Il risultato, come lo stesso esperto rivela, è stato sconcertante: i responsabili della sicurezza dei network governativi hanno consigliato ai dipendenti delle ambasciate di usare Tor per le proprie comunicazioni, incuranti del fatto che gli “onion router” permettono sì di rendere il traffico anonimo, ma soltanto all’uscita dal network stesso. I nodi in uscita del percorso dei pacchetti possono leggere ogni singolo bit di informazioni prima di immetterlo in rete , ed è esattamente quanto avvenuto con i router controllati da Engerstad. Oltre alle ambasciate, tra le istituzioni colpite segnaliamo anche Visa, società di intermediazione finanziaria che non ha certo bisogno di presentazioni.
Dunque Tor è il responsabile di questa gravissima falla nella sicurezza delle istituzioni diplomatiche nel mondo? No, “Tor non è il problema – suggerisce Engerstad – ma va usato solo per quello che è stato progettato”, ovvero il rafforzamento della privacy durante la navigazione web, l’oscuramento delle proprie tracce in rete, insomma tutto ma non certo la comunicazione di dati sensibili. I veri responsabili del disastro sono gli amministratori dei reparti IT delle ambasciate , denuncia l’esperto, la cui “assoluta stupidità senza possibilità di perdono” ha permesso la diffusione dei segreti dei propri rispettivi paesi agli stranieri.
Engerstad – la cui iniziativa di “outing” sulla sconcertante in-sicurezza di istituzioni che si tende generalmente a considerare dei sancta sanctorum tecnologici gli ha provocato certamente notorietà ma anche un bel po’ di grattacapi con il suo provider web e soprattutto con i cento governi che vorrebbero sbatterlo in prigione per crimini telematici – sottolinea poi come i nodi di Tor pensati per gestire il traffico in uscita dalla “cipolla” siano circa 1000 a parte i cinque da lui controllati per l’esperimento.
Ognuno di questi mille server è teoricamente in grado di leggere eventuali informazioni riservate alla stessa maniera con cui lo svedese ha catturato gli account compromessi. Tra questi, Engerstad ha individuato nodi chiamati “devilhacker”, “hackershaven”, nodi dedicati espressamente a Tor gestiti dalla stessa società/persona di Washington D.C., ognuno dei quali controlla 5-10 Terabyte di dati ogni mese.

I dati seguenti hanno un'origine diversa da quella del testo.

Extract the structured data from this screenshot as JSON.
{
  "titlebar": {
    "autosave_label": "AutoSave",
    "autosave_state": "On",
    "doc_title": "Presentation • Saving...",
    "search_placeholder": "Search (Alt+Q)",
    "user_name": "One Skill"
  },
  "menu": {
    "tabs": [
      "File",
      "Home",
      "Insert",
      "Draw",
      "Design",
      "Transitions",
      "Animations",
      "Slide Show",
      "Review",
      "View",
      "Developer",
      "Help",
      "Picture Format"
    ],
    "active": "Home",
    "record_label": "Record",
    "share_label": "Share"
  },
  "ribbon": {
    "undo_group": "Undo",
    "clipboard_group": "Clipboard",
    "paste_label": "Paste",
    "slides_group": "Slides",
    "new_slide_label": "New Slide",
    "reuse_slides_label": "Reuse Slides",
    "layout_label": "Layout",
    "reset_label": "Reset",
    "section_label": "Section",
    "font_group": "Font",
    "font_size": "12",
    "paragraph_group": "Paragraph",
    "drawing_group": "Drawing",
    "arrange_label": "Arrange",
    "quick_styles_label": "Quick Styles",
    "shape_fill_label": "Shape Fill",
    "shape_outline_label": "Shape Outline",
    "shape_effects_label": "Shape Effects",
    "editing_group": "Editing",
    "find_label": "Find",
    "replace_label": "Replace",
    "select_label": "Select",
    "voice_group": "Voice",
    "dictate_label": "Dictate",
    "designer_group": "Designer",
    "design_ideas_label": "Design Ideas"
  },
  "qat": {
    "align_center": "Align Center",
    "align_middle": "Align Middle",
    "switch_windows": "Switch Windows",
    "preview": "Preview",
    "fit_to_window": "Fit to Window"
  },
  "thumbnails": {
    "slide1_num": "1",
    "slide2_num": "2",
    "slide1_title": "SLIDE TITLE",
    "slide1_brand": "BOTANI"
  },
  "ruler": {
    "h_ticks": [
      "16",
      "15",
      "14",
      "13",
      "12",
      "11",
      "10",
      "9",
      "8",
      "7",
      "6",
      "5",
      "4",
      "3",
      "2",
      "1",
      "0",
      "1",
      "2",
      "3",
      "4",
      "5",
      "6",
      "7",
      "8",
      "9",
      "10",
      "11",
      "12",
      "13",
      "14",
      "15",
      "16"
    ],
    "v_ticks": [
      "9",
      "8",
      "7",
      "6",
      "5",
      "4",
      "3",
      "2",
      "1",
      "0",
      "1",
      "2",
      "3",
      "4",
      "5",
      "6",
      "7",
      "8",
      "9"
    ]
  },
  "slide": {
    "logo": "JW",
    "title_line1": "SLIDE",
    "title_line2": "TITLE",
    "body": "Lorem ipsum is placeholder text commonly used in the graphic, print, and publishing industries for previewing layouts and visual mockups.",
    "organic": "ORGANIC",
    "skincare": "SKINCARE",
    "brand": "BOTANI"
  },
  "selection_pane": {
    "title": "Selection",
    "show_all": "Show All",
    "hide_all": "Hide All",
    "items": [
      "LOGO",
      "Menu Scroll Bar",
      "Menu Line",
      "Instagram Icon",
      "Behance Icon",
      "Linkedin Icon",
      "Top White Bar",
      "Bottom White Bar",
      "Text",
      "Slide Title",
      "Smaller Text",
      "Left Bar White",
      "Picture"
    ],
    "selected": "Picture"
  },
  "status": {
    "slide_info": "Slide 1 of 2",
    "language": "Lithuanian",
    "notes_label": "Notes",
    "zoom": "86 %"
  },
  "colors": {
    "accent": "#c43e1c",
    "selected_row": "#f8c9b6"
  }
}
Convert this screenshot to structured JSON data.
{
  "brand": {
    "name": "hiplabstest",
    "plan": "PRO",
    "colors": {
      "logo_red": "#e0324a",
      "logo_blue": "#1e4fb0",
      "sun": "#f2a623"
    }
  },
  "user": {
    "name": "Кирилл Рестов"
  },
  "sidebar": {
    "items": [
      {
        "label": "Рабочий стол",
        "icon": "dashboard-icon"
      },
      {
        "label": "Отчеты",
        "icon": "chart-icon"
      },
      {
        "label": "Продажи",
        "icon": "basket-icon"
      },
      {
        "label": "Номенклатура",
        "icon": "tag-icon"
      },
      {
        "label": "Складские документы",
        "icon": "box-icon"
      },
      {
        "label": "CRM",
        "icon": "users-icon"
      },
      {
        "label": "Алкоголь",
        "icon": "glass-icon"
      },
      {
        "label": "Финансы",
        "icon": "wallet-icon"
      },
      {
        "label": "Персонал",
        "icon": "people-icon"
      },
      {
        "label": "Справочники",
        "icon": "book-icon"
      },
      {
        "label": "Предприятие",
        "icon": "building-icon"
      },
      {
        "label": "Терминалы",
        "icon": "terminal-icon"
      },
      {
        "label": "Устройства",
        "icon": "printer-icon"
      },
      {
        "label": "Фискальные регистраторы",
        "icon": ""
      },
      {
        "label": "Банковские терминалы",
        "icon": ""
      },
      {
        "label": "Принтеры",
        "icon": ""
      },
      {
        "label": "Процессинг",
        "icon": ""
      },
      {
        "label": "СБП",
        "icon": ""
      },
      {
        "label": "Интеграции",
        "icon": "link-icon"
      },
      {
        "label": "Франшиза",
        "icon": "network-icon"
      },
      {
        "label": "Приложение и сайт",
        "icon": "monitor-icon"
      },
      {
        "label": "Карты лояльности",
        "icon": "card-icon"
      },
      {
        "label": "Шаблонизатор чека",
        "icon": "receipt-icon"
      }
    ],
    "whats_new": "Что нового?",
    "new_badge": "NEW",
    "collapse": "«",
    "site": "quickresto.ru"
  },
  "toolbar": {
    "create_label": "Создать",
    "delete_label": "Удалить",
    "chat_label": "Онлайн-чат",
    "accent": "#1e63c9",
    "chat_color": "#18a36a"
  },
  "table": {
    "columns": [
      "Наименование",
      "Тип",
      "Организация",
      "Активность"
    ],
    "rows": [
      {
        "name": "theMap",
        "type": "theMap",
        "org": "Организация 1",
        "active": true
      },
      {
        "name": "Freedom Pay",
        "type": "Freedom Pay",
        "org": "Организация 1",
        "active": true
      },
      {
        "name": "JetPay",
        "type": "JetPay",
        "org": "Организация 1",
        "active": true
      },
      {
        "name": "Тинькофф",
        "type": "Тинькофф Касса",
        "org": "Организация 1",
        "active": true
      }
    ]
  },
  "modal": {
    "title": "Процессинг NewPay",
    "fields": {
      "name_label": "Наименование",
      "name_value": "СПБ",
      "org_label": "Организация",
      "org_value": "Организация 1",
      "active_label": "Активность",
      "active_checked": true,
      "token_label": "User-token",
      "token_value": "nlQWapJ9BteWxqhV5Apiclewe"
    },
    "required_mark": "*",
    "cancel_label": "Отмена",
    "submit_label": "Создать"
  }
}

E non finisce qui: non mancherebbero nodi controllati dall’agenzia spaziale russa, da noti criminali telematici, da un gruppo illegale di cracker, dal Ministero dell’Educazione di Taiwan, dalla Cina, da varie istituzioni controllate dai governi di Russia e USA e via di questo passo. Il consulente non traccia conclusioni particolari dalla vicenda, lasciando le dovute considerazioni al lettore. “Tutti i dati e i dischi fissi su ogni nodo – conclude ironicamente il weblog Deranged – sono andati distrutti ed io ho in qualche modo dimenticato ogni cosa”.